В боях, длившихся с 31 декабря 1920 года по 4 января следующего года, красным удалось прижать противника к Днепру неподалеку от села Слобода, на бывшей территории запорожских казаков. Анархист принял бой. Многотысячная армия его таяла на глазах. Пулеметы красных сделали свое дело. Поле было усеяно тремя тысячами трупов. Множество пушек и повозки с награбленным добром были брошены махновцами.
Но самому Махно удалось скрыться и продолжать сеять па своем пути террор.
Брошенные па его преследование красные казаки теряли терпение, видя, как Махно петляет в Подольских лесах. Даже летом 1921 года он умудрялся еще наносить ощутимые удары отрядам особого назначения под командованием красного казачьего генерала Григорьева.
В августе 1922 года теснимые 3-м полком красных казаков под командованием Щербакова махновцы были рассеяны по всей Подолии. Уцелевшие махновцы, да и он сам, бежали за кордон.
Восстания казаков, особенно на Кавказе, вспыхивали вплоть до 1934 года. А некоторые из казаков вели партизанский образ жизни до самого начала второй мировой войны.

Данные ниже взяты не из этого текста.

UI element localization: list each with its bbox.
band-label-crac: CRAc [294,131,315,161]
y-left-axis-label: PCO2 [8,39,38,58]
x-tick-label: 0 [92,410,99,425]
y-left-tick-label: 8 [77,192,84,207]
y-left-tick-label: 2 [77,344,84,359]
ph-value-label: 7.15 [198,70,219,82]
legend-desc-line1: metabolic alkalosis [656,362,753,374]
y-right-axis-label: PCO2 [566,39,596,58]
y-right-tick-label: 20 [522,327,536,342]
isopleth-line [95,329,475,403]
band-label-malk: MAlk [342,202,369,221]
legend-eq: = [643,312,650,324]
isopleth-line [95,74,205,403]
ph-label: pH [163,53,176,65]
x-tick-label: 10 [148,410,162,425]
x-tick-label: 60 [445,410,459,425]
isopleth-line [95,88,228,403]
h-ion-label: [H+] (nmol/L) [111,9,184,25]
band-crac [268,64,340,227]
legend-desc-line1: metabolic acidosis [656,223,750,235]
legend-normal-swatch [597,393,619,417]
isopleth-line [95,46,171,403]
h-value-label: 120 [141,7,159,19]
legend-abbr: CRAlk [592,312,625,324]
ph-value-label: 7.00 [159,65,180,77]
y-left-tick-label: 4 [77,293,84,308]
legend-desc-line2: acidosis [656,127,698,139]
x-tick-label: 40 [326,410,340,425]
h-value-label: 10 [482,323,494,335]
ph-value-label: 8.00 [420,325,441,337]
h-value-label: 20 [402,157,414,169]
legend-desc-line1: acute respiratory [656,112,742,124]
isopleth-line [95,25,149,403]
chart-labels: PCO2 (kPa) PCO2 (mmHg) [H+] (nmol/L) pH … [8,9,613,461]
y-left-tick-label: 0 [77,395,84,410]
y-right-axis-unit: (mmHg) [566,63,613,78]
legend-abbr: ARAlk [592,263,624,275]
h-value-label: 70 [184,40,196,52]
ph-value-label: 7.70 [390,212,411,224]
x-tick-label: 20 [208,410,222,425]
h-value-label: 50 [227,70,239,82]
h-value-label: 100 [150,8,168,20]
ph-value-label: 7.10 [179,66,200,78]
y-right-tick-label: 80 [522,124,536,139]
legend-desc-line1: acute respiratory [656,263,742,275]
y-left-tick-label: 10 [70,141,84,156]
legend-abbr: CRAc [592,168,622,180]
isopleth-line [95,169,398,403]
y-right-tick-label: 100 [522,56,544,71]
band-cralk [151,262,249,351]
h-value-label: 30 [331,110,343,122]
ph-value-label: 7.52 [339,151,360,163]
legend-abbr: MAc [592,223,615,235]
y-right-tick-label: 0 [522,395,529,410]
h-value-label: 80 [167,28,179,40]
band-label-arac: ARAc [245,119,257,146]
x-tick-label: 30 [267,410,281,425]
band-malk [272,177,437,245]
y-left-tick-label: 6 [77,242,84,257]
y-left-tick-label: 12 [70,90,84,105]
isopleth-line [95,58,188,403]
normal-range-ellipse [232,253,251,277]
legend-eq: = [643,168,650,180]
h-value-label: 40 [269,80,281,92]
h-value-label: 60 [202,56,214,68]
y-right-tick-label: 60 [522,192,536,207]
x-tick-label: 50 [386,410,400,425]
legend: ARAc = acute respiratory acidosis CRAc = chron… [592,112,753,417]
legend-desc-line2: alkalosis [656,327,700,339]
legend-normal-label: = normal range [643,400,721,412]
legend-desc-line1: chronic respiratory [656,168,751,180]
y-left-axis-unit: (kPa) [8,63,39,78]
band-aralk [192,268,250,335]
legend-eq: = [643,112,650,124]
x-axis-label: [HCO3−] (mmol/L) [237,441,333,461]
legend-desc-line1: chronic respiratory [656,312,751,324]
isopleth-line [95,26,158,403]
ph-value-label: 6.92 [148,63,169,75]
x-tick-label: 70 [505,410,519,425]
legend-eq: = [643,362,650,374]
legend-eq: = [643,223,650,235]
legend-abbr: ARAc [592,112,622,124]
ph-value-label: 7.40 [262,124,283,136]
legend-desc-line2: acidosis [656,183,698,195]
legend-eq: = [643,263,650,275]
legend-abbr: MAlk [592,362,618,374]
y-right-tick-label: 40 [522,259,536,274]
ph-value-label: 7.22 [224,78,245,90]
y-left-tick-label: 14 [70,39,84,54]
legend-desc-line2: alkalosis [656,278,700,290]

С 1922 года из русской истории постепенно стало исчезать понятие "красное казачество". Даже в воспоминаниях командиров, включая и самого Буденного, стали фигурировать "красные конники".
В 1935 году группа донских казаков, членов коммунистической партии, обратилась в Центральный Комитет с посланием:
"Мы, казаки, просим, чтобы нас считали обыкновенными гражданами страны рабочих и крестьян..."
Послание это сильно напоминало просьбу о прощении.
Ответ последовал 20 апреля 1936 года, когда решением ЦИКа некоторым кавалерийским дивизиям было возвращено название "казачьи".
По времени это совпало со смертью в парижском изгнании последнего казачьего донского атамана Богаевского. Случайность? Может быть. И все же в официальном документе, Большой Советской Энциклопедии, сведения о роли казаков в Красной Армии во время последней мировой войны очень и очень лаконичны и умещаются всего в нескольких строках.
Однако общеизвестно, что казаки принимали участие во взятии Берлина и первыми установили контакт с американцами на Эльбе в мае 1945 года.
Тем не менее красных казаков по-прежнему еще долго называли по имени старого маршала - буденновцами.